One of the challenges associated with caching has to do with the cached content's freshness. We want to relieve server stress as much as possible, but we also need our application's consumers to receive correct data at all times. Let's assume that the application contacts guitar manufacturers' websites once a day to refresh its inventory and we have scheduled this operation to complete at 16:00 every day. This suggests that the cached resource should be refreshed every day at four o'clock in the afternoon to reflect the latest list of available guitar models. One of the ways of achieving this in HTTP is by making use of the Expires header, whose semantics are understood by (hopefully) any caching aware HTTP component.

require "time"

get "/guitars" do
  headers "Expires" => Time.parse("16:00").httpdate
  guitars * ', '
end

Things aren't always as straightforward. In many cases we cannot fully control the exact time or frequency a resource's content changes.
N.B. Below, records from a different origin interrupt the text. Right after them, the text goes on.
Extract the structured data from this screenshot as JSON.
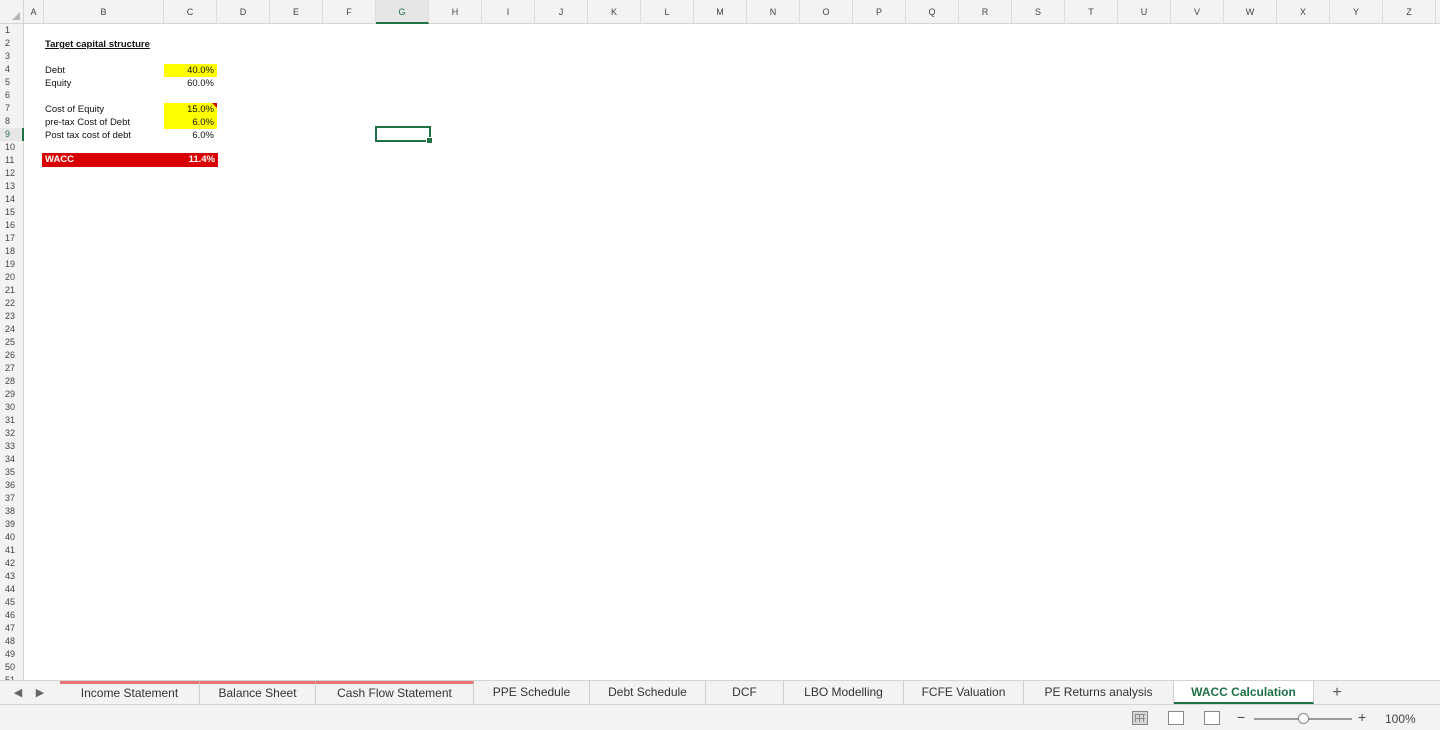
{
  "columns": [
    "A",
    "B",
    "C",
    "D",
    "E",
    "F",
    "G",
    "H",
    "I",
    "J",
    "K",
    "L",
    "M",
    "N",
    "O",
    "P",
    "Q",
    "R",
    "S",
    "T",
    "U",
    "V",
    "W",
    "X",
    "Y",
    "Z"
  ],
  "selected_column": "G",
  "rows": [
    "1",
    "2",
    "3",
    "4",
    "5",
    "6",
    "7",
    "8",
    "9",
    "10",
    "11",
    "12",
    "13",
    "14",
    "15",
    "16",
    "17",
    "18",
    "19",
    "20",
    "21",
    "22",
    "23",
    "24",
    "25",
    "26",
    "27",
    "28",
    "29",
    "30",
    "31",
    "32",
    "33",
    "34",
    "35",
    "36",
    "37",
    "38",
    "39",
    "40",
    "41",
    "42",
    "43",
    "44",
    "45",
    "46",
    "47",
    "48",
    "49",
    "50",
    "51"
  ],
  "selected_row": "9",
  "cells": {
    "title": "Target capital structure",
    "debt_label": "Debt",
    "debt_value": "40.0%",
    "equity_label": "Equity",
    "equity_value": "60.0%",
    "cost_equity_label": "Cost of Equity",
    "cost_equity_value": "15.0%",
    "pretax_debt_label": "pre-tax Cost of Debt",
    "pretax_debt_value": "6.0%",
    "posttax_debt_label": "Post tax cost of debt",
    "posttax_debt_value": "6.0%",
    "wacc_label": "WACC",
    "wacc_value": "11.4%"
  },
  "tabs": [
    {
      "label": "Income Statement",
      "color": "#e57373"
    },
    {
      "label": "Balance Sheet",
      "color": "#e57373"
    },
    {
      "label": "Cash Flow Statement",
      "color": "#e57373"
    },
    {
      "label": "PPE Schedule"
    },
    {
      "label": "Debt Schedule"
    },
    {
      "label": "DCF"
    },
    {
      "label": "LBO Modelling"
    },
    {
      "label": "FCFE Valuation"
    },
    {
      "label": "PE Returns analysis"
    },
    {
      "label": "WACC Calculation",
      "active": true
    }
  ],
  "add_tab_icon": "+",
  "nav_prev_icon": "◀",
  "nav_next_icon": "▶",
  "zoom": {
    "minus": "−",
    "plus": "+",
    "level": "100%",
    "fraction": 0.5
  },
  "colors": {
    "accent": "#1e7145",
    "wacc_fill": "#d80000",
    "input_fill": "#ffff00"
  }
}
The example application also comes with an admin interface, allowing the guitar list administrators to manually enter new guitar models.

post "/guitars" do
  guitars << params["guitar"]
  redirect("/guitars")
end

It is clear that a means for arbitrary expiration of cached content needs to be available in order to maintain content freshness. With Varnish, this capability comes in two flavors, one of which involves the use of a PURGE HTTP call. The following configuration enables this functionality.

acl purge {
  "localhost";
}

sub vcl_recv {
  if (req.request == "PURGE") {
    if (!client.ip ~ purge) {
      error 405 "Not allowed.";
    }
    lookup;
  }
}

sub vcl_hit {
  if (req.request == "PURGE") {
    set obj.ttl = 0s;
    error 200 "Purged.";
  }
}

sub vcl_miss {
  if (req.request == "PURGE") {
    error 404 "Not in cache.";
  }
}

To natively make use of this in Ruby, we need to extend the Net::HTTP library to support the PURGE method.

require "net/http"
require "uri"

module Net
  class HTTP
    class Purge < HTTPRequest
      METHOD = "PURGE"
      REQUEST_HAS_BODY = false
      RESPONSE_HAS_BODY = false
    end

    def purge(path, initheader=nil)
      request(Purge.new(path, initheader))
    end
  end
end

def purge_cache(u)
  uri = URI.parse(u)
  query = "?#{uri.query}" if uri.query
  Net::HTTP.new(uri.host, uri.port).start {|h| h.purge("#{uri.path}#{query}")}
end

Now we can expire the cached /guitars resource every time the list is amended.

post "/guitars" do
  guitars << params["guitar"]
  purge_cache("http://localhost/guitars")
  redirect("/guitars")
end

Although this method is effective, there can be cases where the bidirectional coupling between the application and caching layers might be undesirable. With the fundamental functional pieces in place, however, it is not hard to implement a more elaborate strategy such as the one described in Cache Channels in order to reduce the application layer's knowledge of the caching infrastructure.